HILYARD, THOMAS, shipbuilder and lumberman; b. October 1810 at Saint John, N.B., son of Thomas Hilyard and Margaret Miles; m. Matilda Dyer and had 13 children; d. 22 June 1873 at Saint John.
Only a few details of Thomas Hilyard’s activities prior to 1852 are known. In 1842, described as a shipwright, he is listed in the Saint John shipping register as the owner of a minute schooner, the Nevermind. From 1848 to 1850 Hilyard owned the large new ship Patriarch. With the construction of two big ships in 1852 he started building on a large scale. He obtained, first by lease and later by purchase, a shipyard in Portland, N.B. At the end of 1854 he bought the adjoining steam sawmill which would give him not only cheap supplies of shipbuilding timber and ready cargoes for his new ships on their maiden voyages, but also the means to maintain his business during the frequent ebbs in shipbuilding. The latter aspect must have been particularly important because Hilyard, unlike most of the long-term successful shipbuilders of Saint John, did not invest to any extent in shipowning. In 1856 or 1857 he further expanded by initially leasing and subsequently purchasing a neighbouring shipyard from John Haws*, for decades a leading shipbuilder in the area.
Hilyard launched at least 48 vessels – a number surpassed by few Canadian builders. An early vessel laid down at Portland in 1853 was his largest, the three-decked ship Clas-Merden of 1,768 tons. Most of his 28 or more large ships, from about 900 tons upward, were sold to major shipowners at Liverpool, England. These ships went into service in the 1850s carrying emigrants to Australia and later as merchantmen in the bulk trades. Hilyard’s smaller vessels were generally sold locally, some for use in the West Indian trade. Near the end of his life Hilyard extended his business to include ship repairing. For that purpose he constructed in 1870 a marine railway to carry vessels out of the water.
Hilyard gained a high reputation as a shipbuilder. The Canute, 1,391 tons, built in 1863, was advertised for sale 16 years later by one of England’s most reputable shipbrokers as “The very fine St. John built ship . . . built under special survey, by Hilyard. . . .” The ship was still afloat in 1905 in the United States as the barge Nyack. The quality and quantity of his ships and the extent of his sawmilling operations made Thomas Hilyard a leading figure in the economic life of the Saint John region. The business continued under two sons, Thomas K. and Henry, until 1915.

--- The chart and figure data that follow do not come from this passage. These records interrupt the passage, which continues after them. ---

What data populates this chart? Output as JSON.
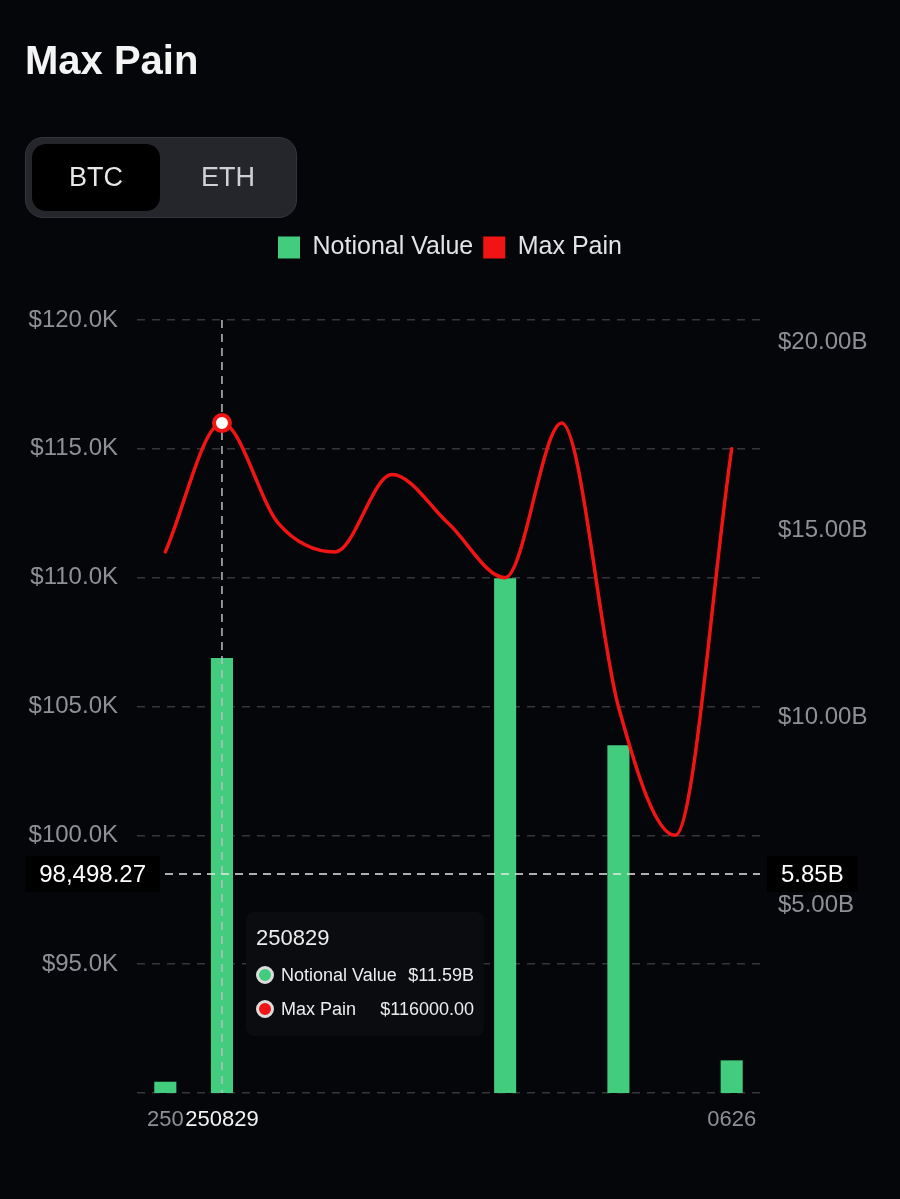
{
  "chart_data": {
    "type": "bar",
    "title": "Max Pain",
    "categories": [
      "250",
      "250829",
      null,
      null,
      null,
      null,
      null,
      null,
      null,
      null,
      "0626"
    ],
    "series": [
      {
        "name": "Notional Value",
        "axis": "y2",
        "color": "#41cc7e",
        "values": [
          0.3,
          11.59,
          null,
          null,
          null,
          null,
          13.72,
          null,
          9.27,
          null,
          0.87
        ]
      },
      {
        "name": "Max Pain",
        "type": "line",
        "color": "#f01414",
        "values": [
          111000,
          116000,
          112100,
          111000,
          114000,
          112100,
          110000,
          116000,
          105000,
          100000,
          115000
        ]
      }
    ],
    "ylim": [
      90000,
      120000
    ],
    "yticks": [
      {
        "value": 90000,
        "label": null
      },
      {
        "value": 95000,
        "label": "$95.0K"
      },
      {
        "value": 100000,
        "label": "$100.0K"
      },
      {
        "value": 105000,
        "label": "$105.0K"
      },
      {
        "value": 110000,
        "label": "$110.0K"
      },
      {
        "value": 115000,
        "label": "$115.0K"
      },
      {
        "value": 120000,
        "label": "$120.0K"
      }
    ],
    "y2lim": [
      0,
      20.6
    ],
    "y2ticks": [
      {
        "value": 5,
        "label": "$5.00B"
      },
      {
        "value": 10,
        "label": "$10.00B"
      },
      {
        "value": 15,
        "label": "$15.00B"
      },
      {
        "value": 20,
        "label": "$20.00B"
      }
    ],
    "ref_lines": [
      {
        "axis": "x",
        "value": "250829",
        "color": "#bdbdbd",
        "line_style": "dashed"
      },
      {
        "axis": "y",
        "value": 98498.27,
        "label": "98,498.27",
        "color": "#e6e6e6",
        "line_style": "dashed"
      }
    ],
    "annotations": [
      "BTC",
      "ETH",
      "$11.59B",
      "$116000.00",
      "5.85B"
    ],
    "grid": "y",
    "legend": "top"
  }
}
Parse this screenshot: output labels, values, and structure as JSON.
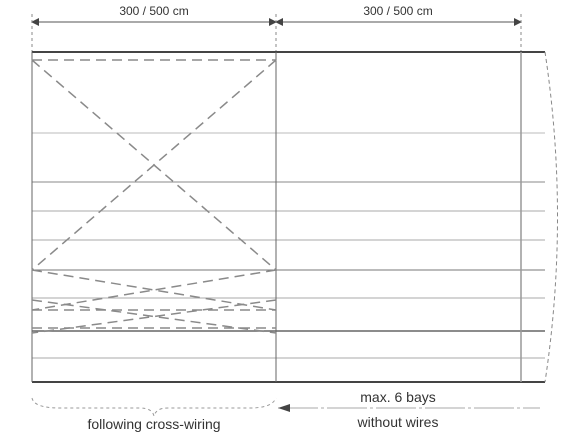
{
  "dimensions": {
    "left_span": "300 / 500 cm",
    "right_span": "300 / 500 cm"
  },
  "captions": {
    "limit_line1": "max. 6 bays",
    "limit_line2": "without wires",
    "cross_wiring": "following cross-wiring"
  },
  "colors": {
    "line_dark": "#555555",
    "line_light": "#b5b5b5",
    "dash": "#8a8a8a",
    "text": "#333333"
  }
}
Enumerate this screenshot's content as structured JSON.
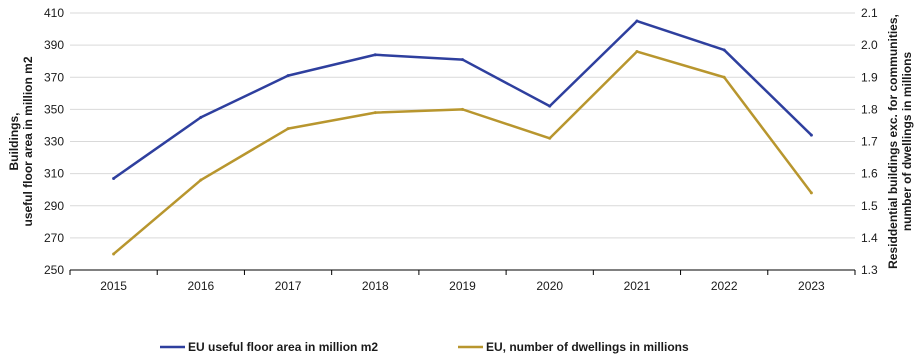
{
  "chart_data": {
    "type": "line",
    "title": "",
    "x": [
      "2015",
      "2016",
      "2017",
      "2018",
      "2019",
      "2020",
      "2021",
      "2022",
      "2023"
    ],
    "y_left": {
      "label_lines": [
        "Buildings,",
        "useful floor area in million m2"
      ],
      "lim": [
        250,
        410
      ],
      "ticks": [
        250,
        270,
        290,
        310,
        330,
        350,
        370,
        390,
        410
      ],
      "tick_labels": [
        "250",
        "270",
        "290",
        "310",
        "330",
        "350",
        "370",
        "390",
        "410"
      ]
    },
    "y_right": {
      "label_lines": [
        "Residdential buildings exc. for communities,",
        "number of dwellings in millions"
      ],
      "lim": [
        1.3,
        2.1
      ],
      "ticks": [
        1.3,
        1.4,
        1.5,
        1.6,
        1.7,
        1.8,
        1.9,
        2.0,
        2.1
      ],
      "tick_labels": [
        "1.3",
        "1.4",
        "1.5",
        "1.6",
        "1.7",
        "1.8",
        "1.9",
        "2.0",
        "2.1"
      ]
    },
    "series": [
      {
        "name": "EU useful floor area in million m2",
        "axis": "left",
        "color": "#2e3f9e",
        "values": [
          307,
          345,
          371,
          384,
          381,
          352,
          405,
          387,
          334
        ]
      },
      {
        "name": "EU, number of dwellings in millions",
        "axis": "right",
        "color": "#b8962e",
        "values": [
          1.35,
          1.58,
          1.74,
          1.79,
          1.8,
          1.71,
          1.98,
          1.9,
          1.54
        ]
      }
    ],
    "grid": true,
    "legend": "bottom"
  }
}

N.B. Museum, Hilyard family papers, 1788–1955; Ward family papers, 1755–1850. Registry of British Ships, HM Customs and Excise, Custom House (Liverpool, Eng.), Liverpool Registers, 1850–52. Daily Telegraph (Saint John, N.B.), 23 April 1874. Liberal Review (Liverpool), 4 Oct. 1879. Biographical review: this volume contains biographical sketches of leading citizens of the province of New Brunswick, ed. I. A. Jack (Boston, 1900). Census of Canada, 1870–71 (5v., Ottawa, 1873–78), 111. F. W. Wallace, Record of Canadian shipping: a list of square-rigged vessels, mainly 500 tons and over, built in the eastern provinces of British North America from the year 1786 to 1920 (Toronto, 1929). A. B. Lubbock, The colonial clippers (new ed., Glasgow, 1948). J. R. Rice, “A history of organized labour in Saint John, New Brunswick, 1813–1890,” unpublished ma thesis, University of New Brunswick, 1961. Donald Ross, “History of the shipbuilding industry in New Brunswick,” essay awarded the James Simonds prize in history by University of New Brunswick, 1933 (copy in N.B. Museum). S. T. Spicer, Masters of sail: the era of square-rigged vessels in the Maritime provinces (Toronto, 1968). Wallace, Wooden ships and iron men.